Does the attached, only build-tested patch fix your issue? Thx.
Created attachment 301560 [details] test fix Remove ucode revision checking.
Yes, the patch disables LWP on all cores. Tested with a Git HEAD kernel.
Thanks for testing, lemme do a proper patch.
ILL this problem exists only with AMD Bulldozer Family 15h microprocessor micro-architecture https://en.wikipedia.org/wiki/Bulldozer_(microarchitecture) with "Clustered Multithreading" (CMT), which is distinct from hyperthreading https://en.wikipedia.org/wiki/Hyper-threading AMD calls this design a "Module". 1 module = 2 integer + 1 FPU cores.
> only with AMD Bulldozer Family Bulldozer, Piledriver, Steamroller and Excavator are all affected.
(In reply to Ștefan Talpalaru from comment #24) > > only with AMD Bulldozer Family > > Bulldozer, Piledriver, Steamroller and Excavator are all affected. Yes, whole AMD "Heavy equipment" family (Bulldozer-based). Maybe there'll be some benefit for multi-kernel hyper-threaded AMD Zen-based CPUs in using previous code path?
Fix on its way upstream: df76acb227a0 ("x86/microcode/AMD: Attempt applying on every logical thread") We're done here.
Turns out this is not as easy - I've retracted this fix as it is a bit lacking in some situations. A better solution is forthcoming. Thx.
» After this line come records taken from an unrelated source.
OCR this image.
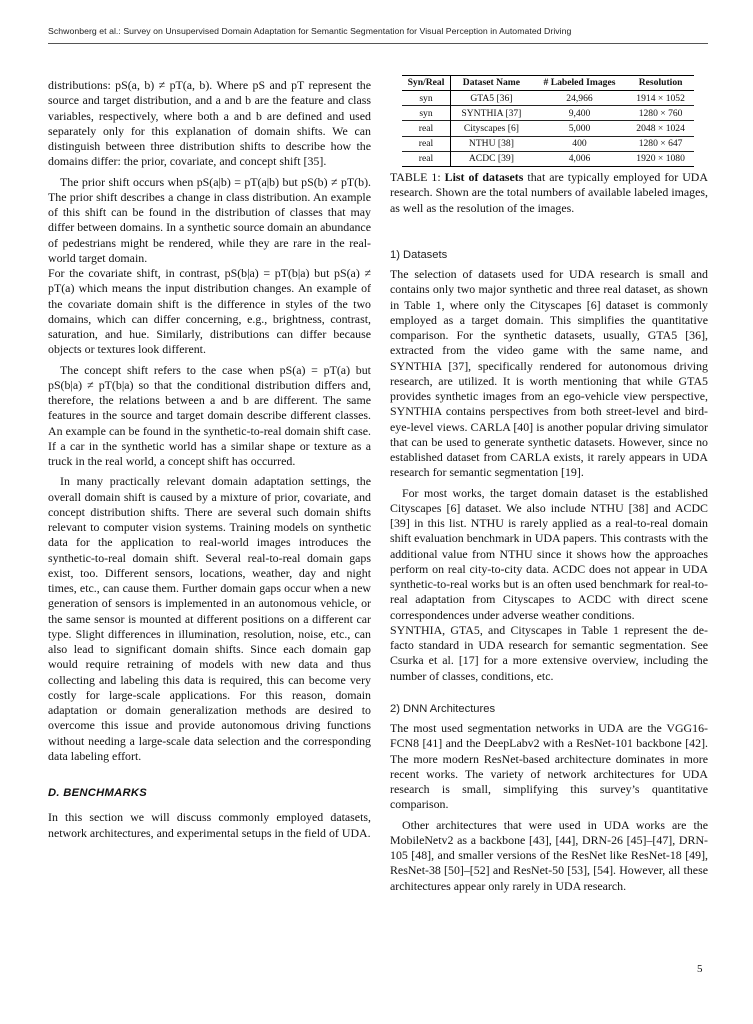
Schwonberg et al.: Survey on Unsupervised Domain Adaptation for Semantic Segmentation for Visual Perception in Automated Driving

distributions: pS(a, b) ≠ pT(a, b). Where pS and pT represent the source and target distribution, and a and b are the feature and class variables, respectively, where both a and b are defined and used separately only for this explanation of domain shifts. We can distinguish between three distribution shifts to describe how the domains differ: the prior, covariate, and concept shift [35].

The prior shift occurs when pS(a|b) = pT(a|b) but pS(b) ≠ pT(b). The prior shift describes a change in class distribution. An example of this shift can be found in the distribution of classes that may differ between domains. In a synthetic source domain an abundance of pedestrians might be rendered, while they are rare in the real-world target domain.

For the covariate shift, in contrast, pS(b|a) = pT(b|a) but pS(a) ≠ pT(a) which means the input distribution changes. An example of the covariate domain shift is the difference in styles of the two domains, which can differ concerning, e.g., brightness, contrast, saturation, and hue. Similarly, distributions can differ because objects or textures look different.

The concept shift refers to the case when pS(a) = pT(a) but pS(b|a) ≠ pT(b|a) so that the conditional distribution differs and, therefore, the relations between a and b are different. The same features in the source and target domain describe different classes. An example can be found in the synthetic-to-real domain shift case. If a car in the synthetic world has a similar shape or texture as a truck in the real world, a concept shift has occurred.

In many practically relevant domain adaptation settings, the overall domain shift is caused by a mixture of prior, covariate, and concept distribution shifts. There are several such domain shifts relevant to computer vision systems. Training models on synthetic data for the application to real-world images introduces the synthetic-to-real domain shift. Several real-to-real domain gaps exist, too. Different sensors, locations, weather, day and night times, etc., can cause them. Further domain gaps occur when a new generation of sensors is implemented in an autonomous vehicle, or the same sensor is mounted at different positions on a different car type. Slight differences in illumination, resolution, noise, etc., can also lead to significant domain shifts. Since each domain gap would require retraining of models with new data and thus collecting and labeling this data is required, this can become very costly for large-scale applications. For this reason, domain adaptation or domain generalization methods are desired to overcome this issue and provide autonomous driving functions without needing a large-scale data selection and the corresponding data labeling effort.

D. BENCHMARKS

In this section we will discuss commonly employed datasets, network architectures, and experimental setups in the field of UDA.

Syn/Real	Dataset Name	# Labeled Images	Resolution
syn	GTA5 [36]	24,966	1914 × 1052
syn	SYNTHIA [37]	9,400	1280 × 760
real	Cityscapes [6]	5,000	2048 × 1024
real	NTHU [38]	400	1280 × 647
real	ACDC [39]	4,006	1920 × 1080

TABLE 1: List of datasets that are typically employed for UDA research. Shown are the total numbers of available labeled images, as well as the resolution of the images.

1) Datasets

The selection of datasets used for UDA research is small and contains only two major synthetic and three real dataset, as shown in Table 1, where only the Cityscapes [6] dataset is commonly employed as a target domain. This simplifies the quantitative comparison. For the synthetic datasets, usually, GTA5 [36], extracted from the video game with the same name, and SYNTHIA [37], specifically rendered for autonomous driving research, are utilized. It is worth mentioning that while GTA5 provides synthetic images from an ego-vehicle view perspective, SYNTHIA contains perspectives from both street-level and bird-eye-level views. CARLA [40] is another popular driving simulator that can be used to generate synthetic datasets. However, since no established dataset from CARLA exists, it rarely appears in UDA research for semantic segmentation [19].

For most works, the target domain dataset is the established Cityscapes [6] dataset. We also include NTHU [38] and ACDC [39] in this list. NTHU is rarely applied as a real-to-real domain shift evaluation benchmark in UDA papers. This contrasts with the additional value from NTHU since it shows how the approaches perform on real city-to-city data. ACDC does not appear in UDA synthetic-to-real works but is an often used benchmark for real-to-real adaptation from Cityscapes to ACDC with direct scene correspondences under adverse weather conditions.

SYNTHIA, GTA5, and Cityscapes in Table 1 represent the de-facto standard in UDA research for semantic segmentation. See Csurka et al. [17] for a more extensive overview, including the number of classes, conditions, etc.

2) DNN Architectures

The most used segmentation networks in UDA are the VGG16-FCN8 [41] and the DeepLabv2 with a ResNet-101 backbone [42]. The more modern ResNet-based architecture dominates in more recent works. The variety of network architectures for UDA research is small, simplifying this survey’s quantitative comparison.

Other architectures that were used in UDA works are the MobileNetv2 as a backbone [43], [44], DRN-26 [45]–[47], DRN-105 [48], and smaller versions of the ResNet like ResNet-18 [49], ResNet-38 [50]–[52] and ResNet-50 [53], [54]. However, all these architectures appear only rarely in UDA research.

5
Ok, I have had some time finally to do a second version of the fix. Pls give it a try. Thx.
Created attachment 302939 [details] Test fix v2 Second version of the fix, just early patching.
Second patch tested and working as advertised. LWP is now disabled on all cores.
Thanks, I'll add your Tested-by and queue it along with a couple more fixes.